A former Republican legislative staffer has explained why he retired, and why he believes the GOP are “an apocalyptic cult.” (More)

Former Congressional staffer Mike Lofgren’s article at truthout has been making the rounds in progressive blogs and emails. Lofgren retired in June after 27 years on Capitol Hill, with the past 16 years spent as a Republican staffer on both the House and Senate Budget Committees. His comments are both revealing and disturbing.

For example, Lofgren writes that Republican obstructionism serves a larger and longer interest than merely blocking any useful policies that President Obama and Democrats might propose:

A couple of years ago, a Republican committee staff director told me candidly (and proudly) what the method was to all this obstruction and disruption. Should Republicans succeed in obstructing the Senate from doing its job, it would further lower Congress’s generic favorability rating among the American people. By sabotaging the reputation of an institution of government, the party that is programmatically against government would come out the relative winner.

Yes, an August CNN/Opinion Research showed voters disapproved of Republicans more than Democrats. Yet a Marist Poll from the same week showed 77% of Americans had less confidence in government to solve problems after the debt ceiling battle. Even if voters blame Republicans more than Democrats, that loss of confidence favors the ideology of Ronald Reagan: “Government is not a solution to our problem, government is the problem.”

Lofgren also cites the spate of anti-voter laws spreading through state legislatures, and takes a de rigeur swipe at Democratic messaging, before moving to the core of his argument:

Thus far, I have concentrated on Republican tactics, rather than Republican beliefs, but the tactics themselves are important indicators of an absolutist, authoritarian mindset that is increasingly hostile to the democratic values of reason, compromise and conciliation. Rather, this mindset seeks polarizing division (Karl Rove has been very explicit that this is his principal campaign strategy), conflict and the crushing of opposition.

As for what they really believe, the Republican Party of 2011 believes in three principal tenets I have laid out below. The rest of their platform one may safely dismiss as window dressing:

1. The GOP cares solely and exclusively about its rich contributors. The party has built a whole catechism on the protection and further enrichment of America’s plutocracy. Their caterwauling about deficit and debt is so much eyewash to con the public.[…]

2. They worship at the altar of Mars. While the me-too Democrats have set a horrible example of keeping up with the Joneses with respect to waging wars, they can never match GOP stalwarts such as John McCain or Lindsey Graham in their sheer, libidinous enthusiasm for invading other countries.[…]

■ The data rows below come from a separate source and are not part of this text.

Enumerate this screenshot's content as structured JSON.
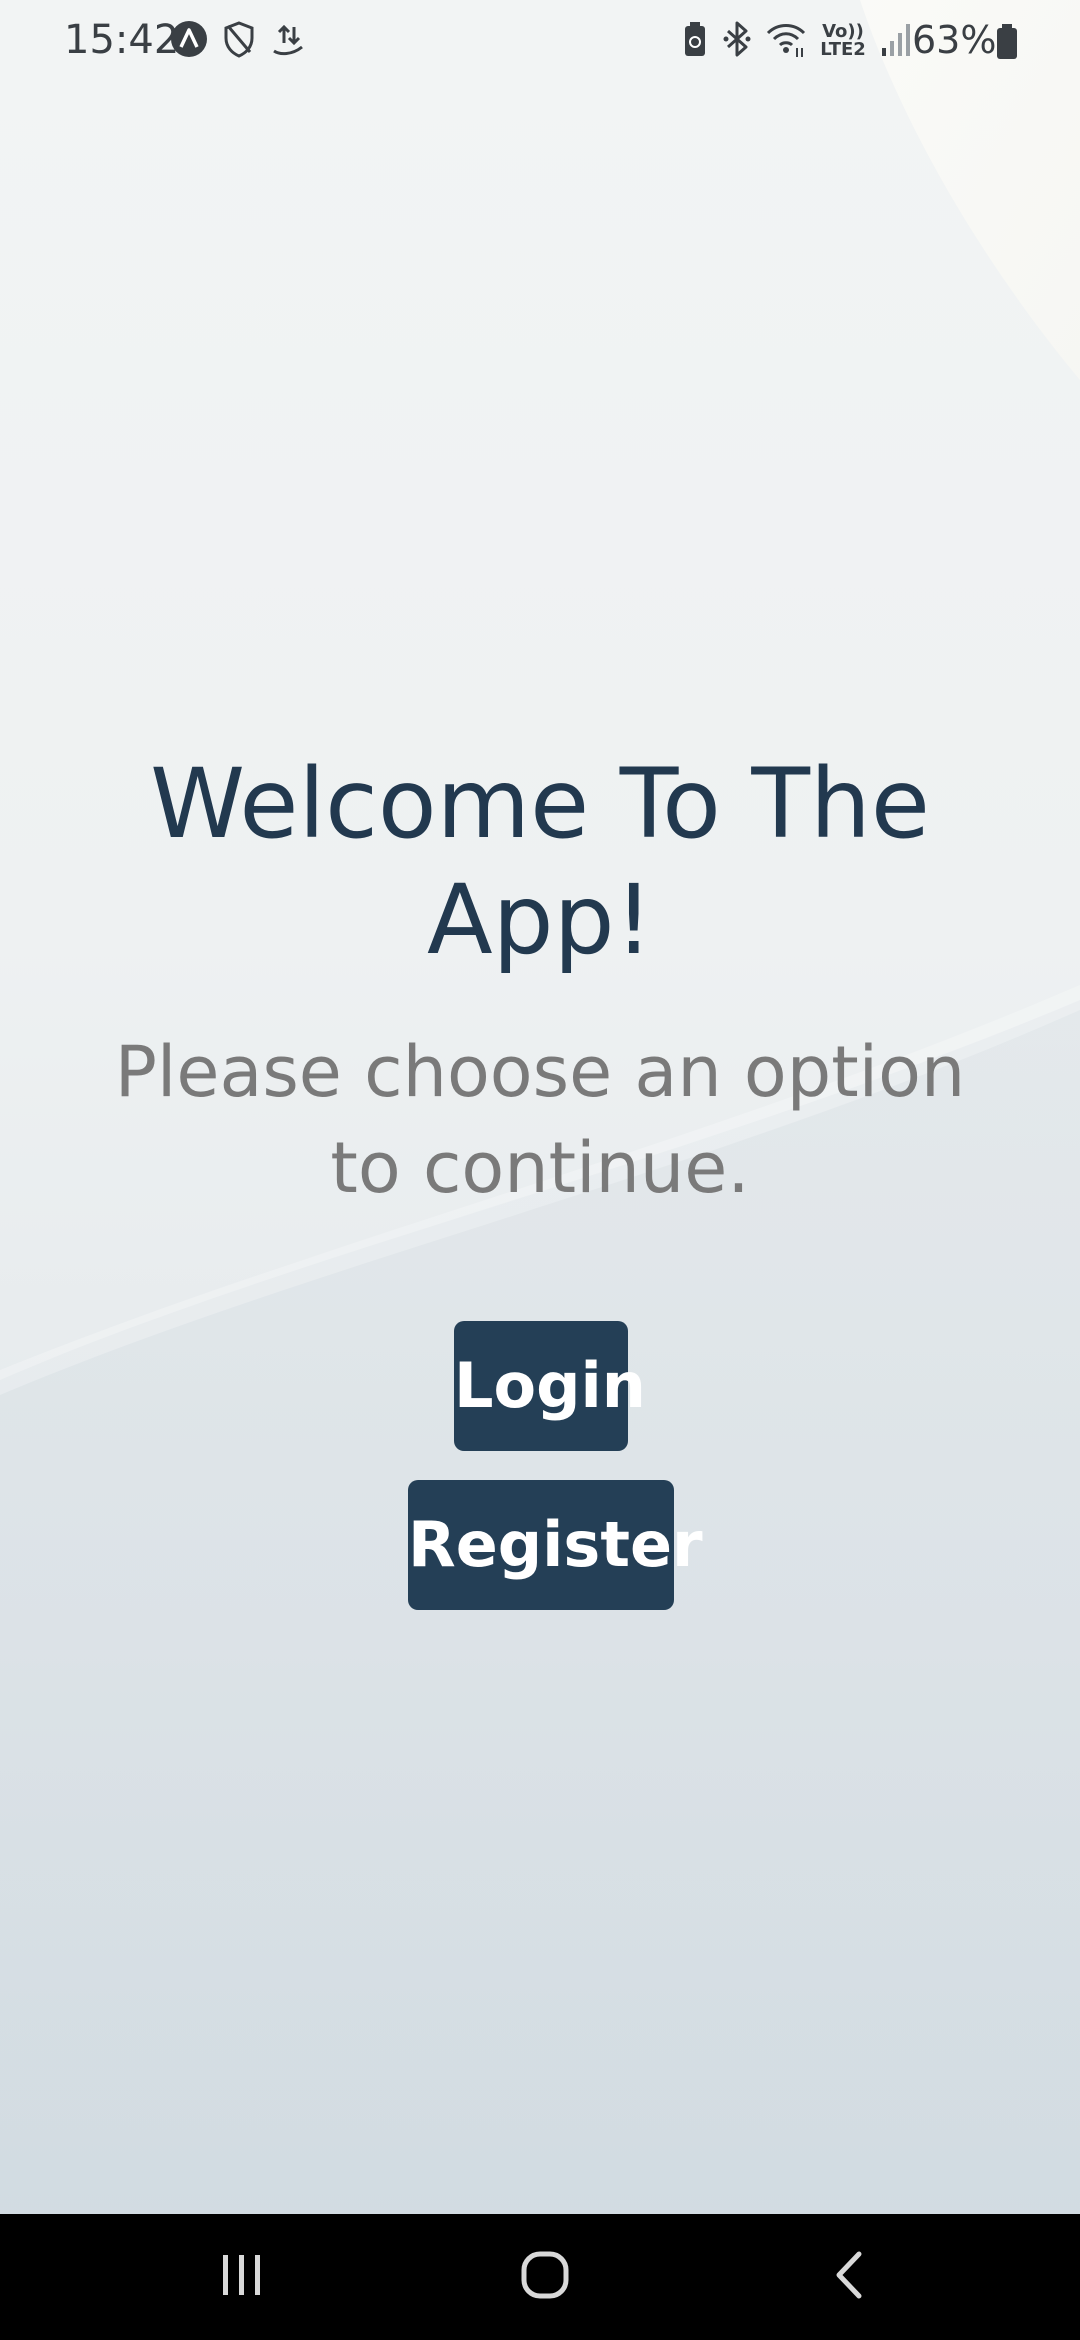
{
  "status_bar": {
    "time": "15:42",
    "battery_percent": "63%",
    "network_label": "Vo)) LTE2",
    "icons_left": [
      "assistant-icon",
      "shield-icon",
      "data-transfer-icon"
    ],
    "icons_right": [
      "battery-saver-icon",
      "bluetooth-icon",
      "wifi-icon",
      "volte-icon",
      "signal-icon",
      "battery-icon"
    ]
  },
  "main": {
    "title": "Welcome To The App!",
    "subtitle": "Please choose an option to continue."
  },
  "actions": {
    "login_label": "Login",
    "register_label": "Register"
  },
  "nav_bar": {
    "buttons": [
      "recent-apps-icon",
      "home-icon",
      "back-icon"
    ]
  },
  "colors": {
    "title": "#22394f",
    "subtitle": "#7a7a7a",
    "button_bg": "#243f56",
    "button_text": "#ffffff",
    "nav_bg": "#000000"
  }
}
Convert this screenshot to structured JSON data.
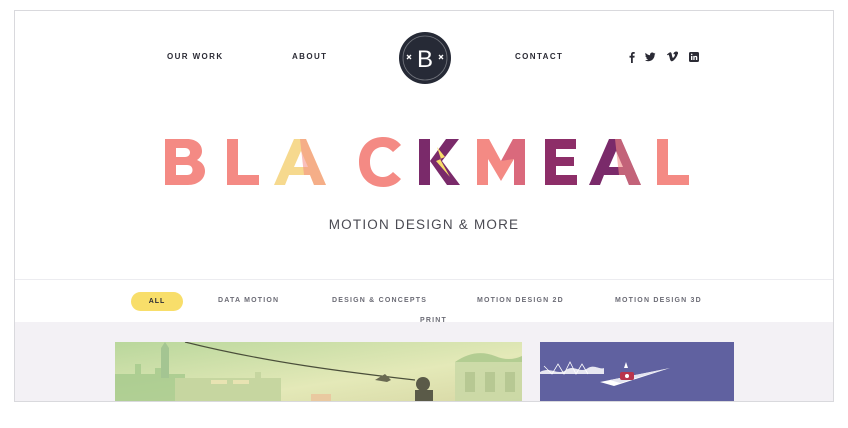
{
  "nav": {
    "our_work": "OUR WORK",
    "about": "ABOUT",
    "contact": "CONTACT",
    "logo_letter": "B",
    "social": [
      "facebook-icon",
      "twitter-icon",
      "vimeo-icon",
      "linkedin-icon"
    ]
  },
  "hero": {
    "brand_name": "BLACKMEAL",
    "tagline": "MOTION DESIGN & MORE"
  },
  "filters": {
    "all": "ALL",
    "items": [
      "DATA MOTION",
      "DESIGN & CONCEPTS",
      "MOTION DESIGN 2D",
      "MOTION DESIGN 3D",
      "PRINT"
    ]
  },
  "colors": {
    "accent_yellow": "#f8de6a",
    "coral": "#f48a84",
    "plum": "#7a2a6a",
    "logo_bg": "#262a36"
  }
}
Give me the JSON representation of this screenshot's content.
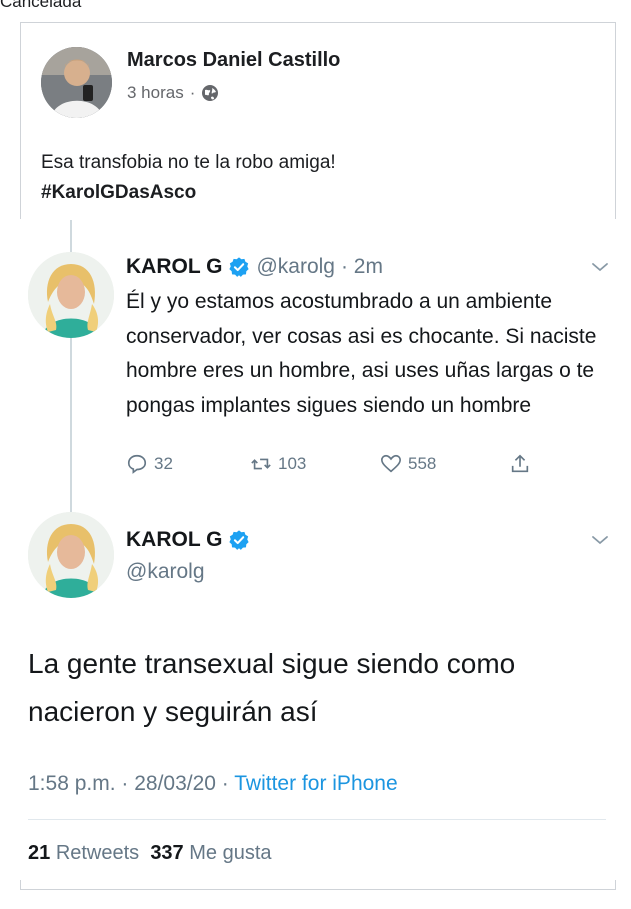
{
  "top_cut_text": "Cancelada",
  "facebook_post": {
    "author": "Marcos Daniel Castillo",
    "time": "3 horas",
    "separator": "·",
    "text": "Esa transfobia no te la robo amiga!",
    "hashtag": "#KarolGDasAsco"
  },
  "tweet_reply": {
    "name": "KAROL G",
    "handle": "@karolg",
    "time": "· 2m",
    "text": "Él y yo estamos acostumbrado a un ambiente conservador, ver cosas asi es chocante. Si naciste hombre eres un hombre, asi uses uñas largas o te pongas implantes sigues siendo un hombre",
    "reply_count": "32",
    "retweet_count": "103",
    "like_count": "558"
  },
  "tweet_main": {
    "name": "KAROL G",
    "handle": "@karolg",
    "text": "La gente transexual sigue siendo como nacieron y seguirán así",
    "timestamp": "1:58 p.m. · 28/03/20 · ",
    "source": "Twitter for iPhone",
    "retweets_count": "21",
    "retweets_label": "Retweets",
    "likes_count": "337",
    "likes_label": "Me gusta"
  },
  "colors": {
    "twitter_blue": "#1b95e0",
    "gray_text": "#657786",
    "fb_gray": "#65676b"
  }
}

3. Give me that old time religion. Pandering to fundamentalism is a full-time vocation in the GOP. Beginning in the 1970s, religious cranks ceased simply to be a minor public nuisance in this country and grew into the major element of the Republican rank and file.[…]

Each section is a detailed critique of the the legs of the GOP stool: economic, national security, and social values conservatism. However, Lofgren pins most of the blame on the third part. By wrapping plutocracy and militarism in the cloak of religion, Lofgren argues, those GOP policies have become articles of faith on a par with fundamentalist Christianity itself, making them immune to evidence, criticism, or compromise.

Lofgren concludes that he retired out of “rational self-interest,” and explains:

Having gutted private-sector pensions and health benefits as a result of their embrace of outsourcing, union busting and “shareholder value,” the GOP now thinks it is only fair that public-sector workers give up their pensions and benefits, too. Hence the intensification of the GOP’s decades-long campaign of scorn against government workers. Under the circumstances, it is simply safer to be a current retiree rather than a prospective one.

He goes on to challenge the naïveté of those who doubt Republicans want to eliminate Social Security and Medicare, saying:

They will move heaven and earth to force through tax cuts that will so starve the government of revenue that they will be “forced” to make “hard choices” – and that doesn’t mean repealing those very same tax cuts, it means cutting the benefits for which you worked.

I disagree with some of Lofgren’s points, such as his footnoted charge of Democratic cowardice. But if you want to know what animates Republican policy, Lofgren’s analysis is worth reading in full.